Music Director
Donald Teeters is in the forefront of historically-oriented New England
musicians. He was the first Boston choral conductor to engage players
of period instruments for pre-19th century works. He conducted the Boston
period-instrument premiere of Monteverdi's 1610 Vespers in 1979, and the
first American period-instrument performance of Bach's St. John Passion
in 1981. Teeters' two-decade exploration with Cecilia of the Handel oratorios
in period-instrument performances has undoubtedly contributed to this
area's reputation as a world as a center for Handel studies.
In 2001, The Boston Globe's Richard Dyer wrote of Samson, "the orchestra,
seated in an oval around the conductor, as in period etchings, played
with purpose in style, and Teeters had trained the chorus wonderfully
well — it sang with security, balance, and involvement... (Teeters)
cast all inhibition aside to explore the farthest emotional reaches of
this all-embracing music."
Of the recent Brahms Requiem, Dyer cited for praise Teeters's "lucid,
transparent, flowing, and deeply felt performance."

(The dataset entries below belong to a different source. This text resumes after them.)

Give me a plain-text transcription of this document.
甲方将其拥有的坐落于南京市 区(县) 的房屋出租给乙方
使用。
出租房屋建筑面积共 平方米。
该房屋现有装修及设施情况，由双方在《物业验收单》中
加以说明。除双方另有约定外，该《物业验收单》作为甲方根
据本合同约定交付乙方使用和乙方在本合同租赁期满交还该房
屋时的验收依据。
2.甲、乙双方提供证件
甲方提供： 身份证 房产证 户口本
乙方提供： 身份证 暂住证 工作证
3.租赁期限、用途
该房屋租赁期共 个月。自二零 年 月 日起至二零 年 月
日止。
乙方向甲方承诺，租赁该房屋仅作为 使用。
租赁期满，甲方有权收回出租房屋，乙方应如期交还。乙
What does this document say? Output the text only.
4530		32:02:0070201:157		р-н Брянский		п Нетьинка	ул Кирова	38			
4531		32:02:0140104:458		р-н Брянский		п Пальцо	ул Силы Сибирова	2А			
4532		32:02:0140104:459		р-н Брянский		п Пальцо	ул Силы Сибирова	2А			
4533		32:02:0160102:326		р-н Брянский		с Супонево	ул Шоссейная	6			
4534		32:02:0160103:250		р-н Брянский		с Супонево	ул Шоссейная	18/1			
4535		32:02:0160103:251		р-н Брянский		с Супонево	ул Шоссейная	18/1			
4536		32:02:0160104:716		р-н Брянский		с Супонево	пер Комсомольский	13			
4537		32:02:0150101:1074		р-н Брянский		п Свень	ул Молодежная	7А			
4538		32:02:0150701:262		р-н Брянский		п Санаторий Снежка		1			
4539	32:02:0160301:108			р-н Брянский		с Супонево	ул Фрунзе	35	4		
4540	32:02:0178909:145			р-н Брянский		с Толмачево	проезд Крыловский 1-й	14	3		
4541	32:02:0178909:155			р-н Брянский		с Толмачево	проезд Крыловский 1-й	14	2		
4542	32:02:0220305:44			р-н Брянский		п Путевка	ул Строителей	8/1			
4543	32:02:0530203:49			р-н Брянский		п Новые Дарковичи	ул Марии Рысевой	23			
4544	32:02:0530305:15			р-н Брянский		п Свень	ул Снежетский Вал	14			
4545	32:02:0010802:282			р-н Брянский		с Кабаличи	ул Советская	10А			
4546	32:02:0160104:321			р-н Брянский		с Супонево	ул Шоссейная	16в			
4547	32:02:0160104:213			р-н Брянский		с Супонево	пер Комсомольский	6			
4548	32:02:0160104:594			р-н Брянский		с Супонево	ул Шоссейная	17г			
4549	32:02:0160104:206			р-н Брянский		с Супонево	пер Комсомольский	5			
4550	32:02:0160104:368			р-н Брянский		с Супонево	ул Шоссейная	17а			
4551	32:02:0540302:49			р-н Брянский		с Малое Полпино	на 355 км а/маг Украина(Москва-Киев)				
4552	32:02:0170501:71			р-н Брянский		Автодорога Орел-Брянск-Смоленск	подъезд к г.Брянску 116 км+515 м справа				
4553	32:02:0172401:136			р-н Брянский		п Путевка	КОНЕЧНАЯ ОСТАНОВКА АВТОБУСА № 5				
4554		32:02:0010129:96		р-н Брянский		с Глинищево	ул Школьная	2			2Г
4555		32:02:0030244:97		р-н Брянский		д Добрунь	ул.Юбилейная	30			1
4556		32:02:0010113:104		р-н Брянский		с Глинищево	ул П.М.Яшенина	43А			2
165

Teeters' interest in earlier music has not led him to neglect music of
his own time. in 2002, he conducted the first performance of Daniel Pinkham's
Christmas Jubilations, a work composed for and dedicated to Teeters and
Cecilia. Music by Donald Martino, John Harbison, Robert Sirota, James
Woodman, and others have figured prominently in Cecilia's recent programming.
In 1994, Teeters led the world premiere of Scott Wheeler's The Angle of
the Sun, which was commissioned by Cecilia in honor of Teeters' 25th anniversary
as director.
In addition to his work with Cecilia, Donald Teeters is also music director
at All Saints Parish in Brookline, a church with a celebrated music tradition.